BBC Buys Google News Keywords In Kelly Case
foreign devil writes "BBC has purchased keywords related to coverage of the Hutton Inquiry in an attempt to direct all traffic to their special news coverage. This would be only moderately interesting, except the BBC is complicit in the death of Dr. Kelly and the 'sexing up' of the Iraq dossier. The article in the Guardian says this is coming out of the GBP 63.5m ad budget. I wonder how much it would cost them if someone, say, automated searching for those links on Google." It doesn't seem fair to pronounce the BBC complicit in Kelly's death (unless that's proven by the facts of the case), but it's certainly an interested party.
The BBC didn't sex up the dossier. They accused the UK Goverment of doing so. The Hutton Report officially is released today, (28th Jan 2004), at 12:30[GMT]. One newspaper, (News International's The Sun), is claiming they have a leaked copy of said report, and according to them the BBCs reporter "Gilligan is effectively accused of LYING in a bombshell broadcast blaming Number Ten for "sexing up" a dossier on Iraqi weapons of mass destruction." source http://www.thesun.co.uk/article/0,,2004041477,00.h tml
Buying Google keywords doesn't redirect searches. It just determines what sponsered links show up.
The cretin who submitted this doesnt even live in the UK - he is an American who lives in San Francisco.
Quote : "the BBC is complicit in the death of Dr. Kelly and the 'sexing up' of the Iraq dossier."
Where does this idiot get his information from ? Yes, looking at this sentence, the BBC IS involved in the death of Dr. Kelly and the 'dossier' accusations, but only as a part of a whole, including the BBC senior management, the Government, MOD, some MP's and Dr. Kelly itself. And NO-ONE is directly accused of directly causing Dr. Kellys death - he committed suicide, end of story.
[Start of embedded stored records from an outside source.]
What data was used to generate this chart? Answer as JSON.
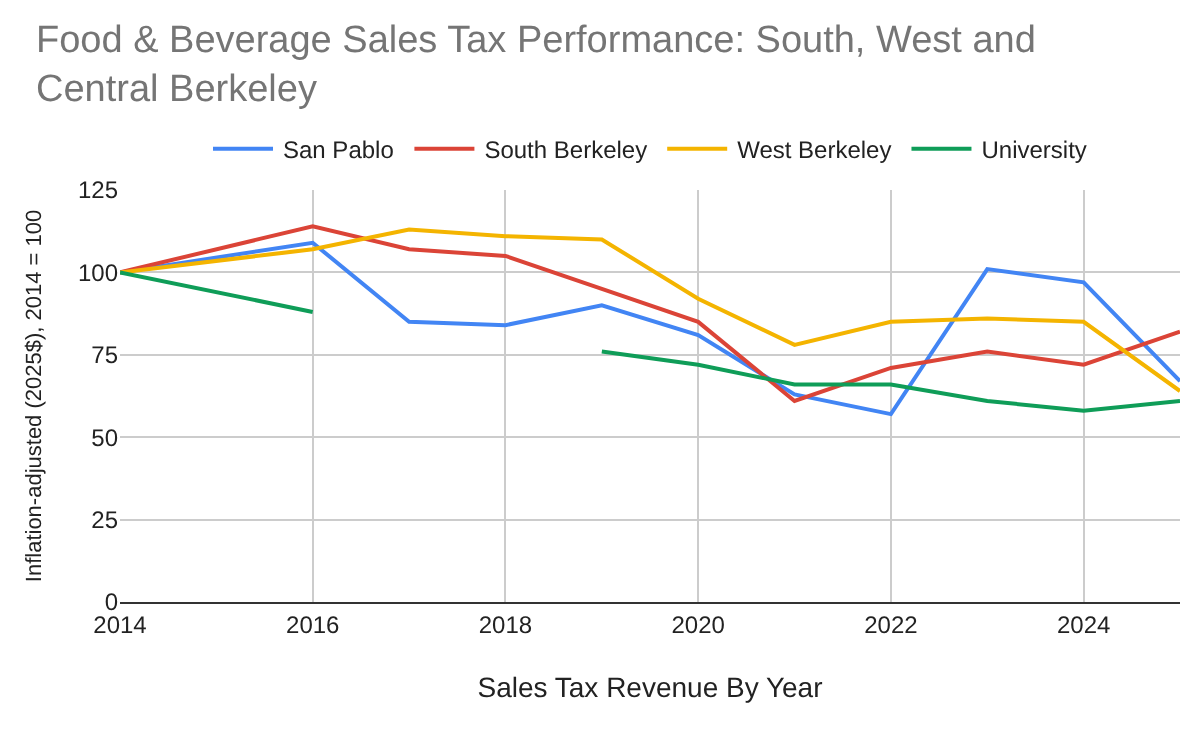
{
  "chart_data": {
    "type": "line",
    "title": "Food & Beverage Sales Tax Performance: South, West and Central Berkeley",
    "xlabel": "Sales Tax Revenue By Year",
    "ylabel": "Inflation-adjusted (2025$), 2014 = 100",
    "x": [
      2014,
      2016,
      2017,
      2018,
      2019,
      2020,
      2021,
      2022,
      2023,
      2024,
      2025
    ],
    "series": [
      {
        "name": "San Pablo",
        "color": "#4285f4",
        "values": [
          100,
          109,
          85,
          84,
          90,
          81,
          63,
          57,
          101,
          97,
          67
        ]
      },
      {
        "name": "South Berkeley",
        "color": "#db4437",
        "values": [
          100,
          114,
          107,
          105,
          95,
          85,
          61,
          71,
          76,
          72,
          82
        ]
      },
      {
        "name": "West Berkeley",
        "color": "#f4b400",
        "values": [
          100,
          107,
          113,
          111,
          110,
          92,
          78,
          85,
          86,
          85,
          64
        ]
      },
      {
        "name": "University",
        "color": "#0f9d58",
        "values": [
          100,
          88,
          null,
          null,
          76,
          72,
          66,
          66,
          61,
          58,
          61
        ]
      }
    ],
    "xlim": [
      2014,
      2025
    ],
    "xticks": [
      2014,
      2016,
      2018,
      2020,
      2022,
      2024
    ],
    "ylim": [
      0,
      125
    ],
    "yticks": [
      0,
      25,
      50,
      75,
      100,
      125
    ],
    "grid": true,
    "legend": "top",
    "marker": "none",
    "line_style": "solid"
  }
}
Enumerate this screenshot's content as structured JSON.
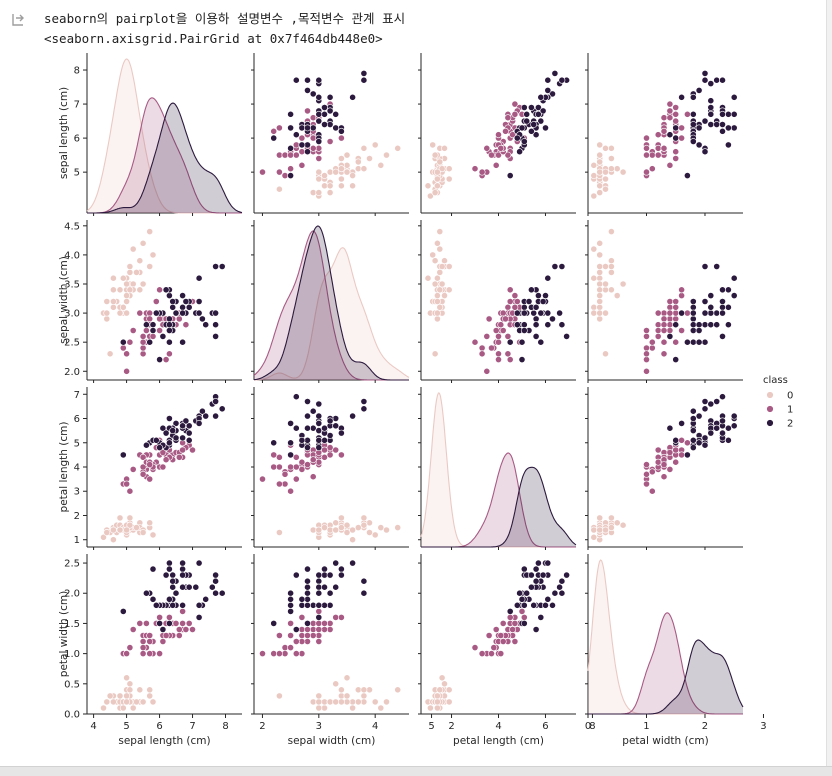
{
  "output": {
    "line1": "seaborn의 pairplot을 이용하 설명변수 ,목적변수 관계 표시",
    "line2": "<seaborn.axisgrid.PairGrid at 0x7f464db448e0>"
  },
  "chart_data": {
    "type": "scatter",
    "title": "",
    "variables": [
      "sepal length (cm)",
      "sepal width (cm)",
      "petal length (cm)",
      "petal width (cm)"
    ],
    "ranges": [
      [
        3.8,
        8.5
      ],
      [
        1.85,
        4.6
      ],
      [
        0.7,
        7.3
      ],
      [
        0.0,
        2.65
      ]
    ],
    "axis_ticks": [
      {
        "values": [
          4,
          5,
          6,
          7,
          8
        ],
        "labels": [
          "4",
          "5",
          "6",
          "7",
          "8"
        ]
      },
      {
        "values": [
          2,
          3,
          4,
          5
        ],
        "labels": [
          "2",
          "3",
          "4",
          "5"
        ]
      },
      {
        "values": [
          2,
          4,
          6,
          8
        ],
        "labels": [
          "2",
          "4",
          "6",
          "8"
        ]
      },
      {
        "values": [
          0,
          1,
          2,
          3
        ],
        "labels": [
          "0",
          "1",
          "2",
          "3"
        ]
      }
    ],
    "row_ticks": [
      {
        "values": [
          5,
          6,
          7,
          8
        ],
        "labels": [
          "5",
          "6",
          "7",
          "8"
        ]
      },
      {
        "values": [
          2.0,
          2.5,
          3.0,
          3.5,
          4.0,
          4.5
        ],
        "labels": [
          "2.0",
          "2.5",
          "3.0",
          "3.5",
          "4.0",
          "4.5"
        ]
      },
      {
        "values": [
          1,
          2,
          3,
          4,
          5,
          6,
          7
        ],
        "labels": [
          "1",
          "2",
          "3",
          "4",
          "5",
          "6",
          "7"
        ]
      },
      {
        "values": [
          0.0,
          0.5,
          1.0,
          1.5,
          2.0,
          2.5
        ],
        "labels": [
          "0.0",
          "0.5",
          "1.0",
          "1.5",
          "2.0",
          "2.5"
        ]
      }
    ],
    "legend": {
      "title": "class",
      "entries": [
        "0",
        "1",
        "2"
      ],
      "position": "right"
    },
    "colors": {
      "0": "#ebc9c3",
      "1": "#a85a85",
      "2": "#2c1a3e"
    },
    "fill_opacity": 0.22,
    "kde_bandwidth": [
      0.26,
      0.14,
      0.28,
      0.12
    ],
    "series": [
      {
        "name": "0",
        "points": [
          [
            5.1,
            3.5,
            1.4,
            0.2
          ],
          [
            4.9,
            3.0,
            1.4,
            0.2
          ],
          [
            4.7,
            3.2,
            1.3,
            0.2
          ],
          [
            4.6,
            3.1,
            1.5,
            0.2
          ],
          [
            5.0,
            3.6,
            1.4,
            0.2
          ],
          [
            5.4,
            3.9,
            1.7,
            0.4
          ],
          [
            4.6,
            3.4,
            1.4,
            0.3
          ],
          [
            5.0,
            3.4,
            1.5,
            0.2
          ],
          [
            4.4,
            2.9,
            1.4,
            0.2
          ],
          [
            4.9,
            3.1,
            1.5,
            0.1
          ],
          [
            5.4,
            3.7,
            1.5,
            0.2
          ],
          [
            4.8,
            3.4,
            1.6,
            0.2
          ],
          [
            4.8,
            3.0,
            1.4,
            0.1
          ],
          [
            4.3,
            3.0,
            1.1,
            0.1
          ],
          [
            5.8,
            4.0,
            1.2,
            0.2
          ],
          [
            5.7,
            4.4,
            1.5,
            0.4
          ],
          [
            5.4,
            3.9,
            1.3,
            0.4
          ],
          [
            5.1,
            3.5,
            1.4,
            0.3
          ],
          [
            5.7,
            3.8,
            1.7,
            0.3
          ],
          [
            5.1,
            3.8,
            1.5,
            0.3
          ],
          [
            5.4,
            3.4,
            1.7,
            0.2
          ],
          [
            5.1,
            3.7,
            1.5,
            0.4
          ],
          [
            4.6,
            3.6,
            1.0,
            0.2
          ],
          [
            5.1,
            3.3,
            1.7,
            0.5
          ],
          [
            4.8,
            3.4,
            1.9,
            0.2
          ],
          [
            5.0,
            3.0,
            1.6,
            0.2
          ],
          [
            5.0,
            3.4,
            1.6,
            0.4
          ],
          [
            5.2,
            3.5,
            1.5,
            0.2
          ],
          [
            5.2,
            3.4,
            1.4,
            0.2
          ],
          [
            4.7,
            3.2,
            1.6,
            0.2
          ],
          [
            4.8,
            3.1,
            1.6,
            0.2
          ],
          [
            5.4,
            3.4,
            1.5,
            0.4
          ],
          [
            5.2,
            4.1,
            1.5,
            0.1
          ],
          [
            5.5,
            4.2,
            1.4,
            0.2
          ],
          [
            4.9,
            3.1,
            1.5,
            0.2
          ],
          [
            5.0,
            3.2,
            1.2,
            0.2
          ],
          [
            5.5,
            3.5,
            1.3,
            0.2
          ],
          [
            4.9,
            3.6,
            1.4,
            0.1
          ],
          [
            4.4,
            3.0,
            1.3,
            0.2
          ],
          [
            5.1,
            3.4,
            1.5,
            0.2
          ],
          [
            5.0,
            3.5,
            1.3,
            0.3
          ],
          [
            4.5,
            2.3,
            1.3,
            0.3
          ],
          [
            4.4,
            3.2,
            1.3,
            0.2
          ],
          [
            5.0,
            3.5,
            1.6,
            0.6
          ],
          [
            5.1,
            3.8,
            1.9,
            0.4
          ],
          [
            4.8,
            3.0,
            1.4,
            0.3
          ],
          [
            5.1,
            3.8,
            1.6,
            0.2
          ],
          [
            4.6,
            3.2,
            1.4,
            0.2
          ],
          [
            5.3,
            3.7,
            1.5,
            0.2
          ],
          [
            5.0,
            3.3,
            1.4,
            0.2
          ]
        ]
      },
      {
        "name": "1",
        "points": [
          [
            7.0,
            3.2,
            4.7,
            1.4
          ],
          [
            6.4,
            3.2,
            4.5,
            1.5
          ],
          [
            6.9,
            3.1,
            4.9,
            1.5
          ],
          [
            5.5,
            2.3,
            4.0,
            1.3
          ],
          [
            6.5,
            2.8,
            4.6,
            1.5
          ],
          [
            5.7,
            2.8,
            4.5,
            1.3
          ],
          [
            6.3,
            3.3,
            4.7,
            1.6
          ],
          [
            4.9,
            2.4,
            3.3,
            1.0
          ],
          [
            6.6,
            2.9,
            4.6,
            1.3
          ],
          [
            5.2,
            2.7,
            3.9,
            1.4
          ],
          [
            5.0,
            2.0,
            3.5,
            1.0
          ],
          [
            5.9,
            3.0,
            4.2,
            1.5
          ],
          [
            6.0,
            2.2,
            4.0,
            1.0
          ],
          [
            6.1,
            2.9,
            4.7,
            1.4
          ],
          [
            5.6,
            2.9,
            3.6,
            1.3
          ],
          [
            6.7,
            3.1,
            4.4,
            1.4
          ],
          [
            5.6,
            3.0,
            4.5,
            1.5
          ],
          [
            5.8,
            2.7,
            4.1,
            1.0
          ],
          [
            6.2,
            2.2,
            4.5,
            1.5
          ],
          [
            5.6,
            2.5,
            3.9,
            1.1
          ],
          [
            5.9,
            3.2,
            4.8,
            1.8
          ],
          [
            6.1,
            2.8,
            4.0,
            1.3
          ],
          [
            6.3,
            2.5,
            4.9,
            1.5
          ],
          [
            6.1,
            2.8,
            4.7,
            1.2
          ],
          [
            6.4,
            2.9,
            4.3,
            1.3
          ],
          [
            6.6,
            3.0,
            4.4,
            1.4
          ],
          [
            6.8,
            2.8,
            4.8,
            1.4
          ],
          [
            6.7,
            3.0,
            5.0,
            1.7
          ],
          [
            6.0,
            2.9,
            4.5,
            1.5
          ],
          [
            5.7,
            2.6,
            3.5,
            1.0
          ],
          [
            5.5,
            2.4,
            3.8,
            1.1
          ],
          [
            5.5,
            2.4,
            3.7,
            1.0
          ],
          [
            5.8,
            2.7,
            3.9,
            1.2
          ],
          [
            6.0,
            2.7,
            5.1,
            1.6
          ],
          [
            5.4,
            3.0,
            4.5,
            1.5
          ],
          [
            6.0,
            3.4,
            4.5,
            1.6
          ],
          [
            6.7,
            3.1,
            4.7,
            1.5
          ],
          [
            6.3,
            2.3,
            4.4,
            1.3
          ],
          [
            5.6,
            3.0,
            4.1,
            1.3
          ],
          [
            5.5,
            2.5,
            4.0,
            1.3
          ],
          [
            5.5,
            2.6,
            4.4,
            1.2
          ],
          [
            6.1,
            3.0,
            4.6,
            1.4
          ],
          [
            5.8,
            2.6,
            4.0,
            1.2
          ],
          [
            5.0,
            2.3,
            3.3,
            1.0
          ],
          [
            5.6,
            2.7,
            4.2,
            1.3
          ],
          [
            5.7,
            3.0,
            4.2,
            1.2
          ],
          [
            5.7,
            2.9,
            4.2,
            1.3
          ],
          [
            6.2,
            2.9,
            4.3,
            1.3
          ],
          [
            5.1,
            2.5,
            3.0,
            1.1
          ],
          [
            5.7,
            2.8,
            4.1,
            1.3
          ]
        ]
      },
      {
        "name": "2",
        "points": [
          [
            6.3,
            3.3,
            6.0,
            2.5
          ],
          [
            5.8,
            2.7,
            5.1,
            1.9
          ],
          [
            7.1,
            3.0,
            5.9,
            2.1
          ],
          [
            6.3,
            2.9,
            5.6,
            1.8
          ],
          [
            6.5,
            3.0,
            5.8,
            2.2
          ],
          [
            7.6,
            3.0,
            6.6,
            2.1
          ],
          [
            4.9,
            2.5,
            4.5,
            1.7
          ],
          [
            7.3,
            2.9,
            6.3,
            1.8
          ],
          [
            6.7,
            2.5,
            5.8,
            1.8
          ],
          [
            7.2,
            3.6,
            6.1,
            2.5
          ],
          [
            6.5,
            3.2,
            5.1,
            2.0
          ],
          [
            6.4,
            2.7,
            5.3,
            1.9
          ],
          [
            6.8,
            3.0,
            5.5,
            2.1
          ],
          [
            5.7,
            2.5,
            5.0,
            2.0
          ],
          [
            5.8,
            2.8,
            5.1,
            2.4
          ],
          [
            6.4,
            3.2,
            5.3,
            2.3
          ],
          [
            6.5,
            3.0,
            5.5,
            1.8
          ],
          [
            7.7,
            3.8,
            6.7,
            2.2
          ],
          [
            7.7,
            2.6,
            6.9,
            2.3
          ],
          [
            6.0,
            2.2,
            5.0,
            1.5
          ],
          [
            6.9,
            3.2,
            5.7,
            2.3
          ],
          [
            5.6,
            2.8,
            4.9,
            2.0
          ],
          [
            7.7,
            2.8,
            6.7,
            2.0
          ],
          [
            6.3,
            2.7,
            4.9,
            1.8
          ],
          [
            6.7,
            3.3,
            5.7,
            2.1
          ],
          [
            7.2,
            3.2,
            6.0,
            1.8
          ],
          [
            6.2,
            2.8,
            4.8,
            1.8
          ],
          [
            6.1,
            3.0,
            4.9,
            1.8
          ],
          [
            6.4,
            2.8,
            5.6,
            2.1
          ],
          [
            7.2,
            3.0,
            5.8,
            1.6
          ],
          [
            7.4,
            2.8,
            6.1,
            1.9
          ],
          [
            7.9,
            3.8,
            6.4,
            2.0
          ],
          [
            6.4,
            2.8,
            5.6,
            2.2
          ],
          [
            6.3,
            2.8,
            5.1,
            1.5
          ],
          [
            6.1,
            2.6,
            5.6,
            1.4
          ],
          [
            7.7,
            3.0,
            6.1,
            2.3
          ],
          [
            6.3,
            3.4,
            5.6,
            2.4
          ],
          [
            6.4,
            3.1,
            5.5,
            1.8
          ],
          [
            6.0,
            3.0,
            4.8,
            1.8
          ],
          [
            6.9,
            3.1,
            5.4,
            2.1
          ],
          [
            6.7,
            3.1,
            5.6,
            2.4
          ],
          [
            6.9,
            3.1,
            5.1,
            2.3
          ],
          [
            5.8,
            2.7,
            5.1,
            1.9
          ],
          [
            6.8,
            3.2,
            5.9,
            2.3
          ],
          [
            6.7,
            3.3,
            5.7,
            2.5
          ],
          [
            6.7,
            3.0,
            5.2,
            2.3
          ],
          [
            6.3,
            2.5,
            5.0,
            1.9
          ],
          [
            6.5,
            3.0,
            5.2,
            2.0
          ],
          [
            6.2,
            3.4,
            5.4,
            2.3
          ],
          [
            5.9,
            3.0,
            5.1,
            1.8
          ]
        ]
      }
    ]
  }
}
The BBC's alleged involvement was to stand by an accusation against a government adviser of 'sexing up' an intelligence dossier, despite grave misgivings about the accuracy of the story.
I know news coverage in the US is poor, but I would suggest the original submitter tries to get some decent news coverage - BBC TV news (if you can get it in the US) still beats the pants off anything else you are likely to get for objectivity and editorial quality. I was also under the impression that the Guardian is a bit of a cheerleader for the BBC in general - public service broadcasting is something I would think the vast majority of it's readership support.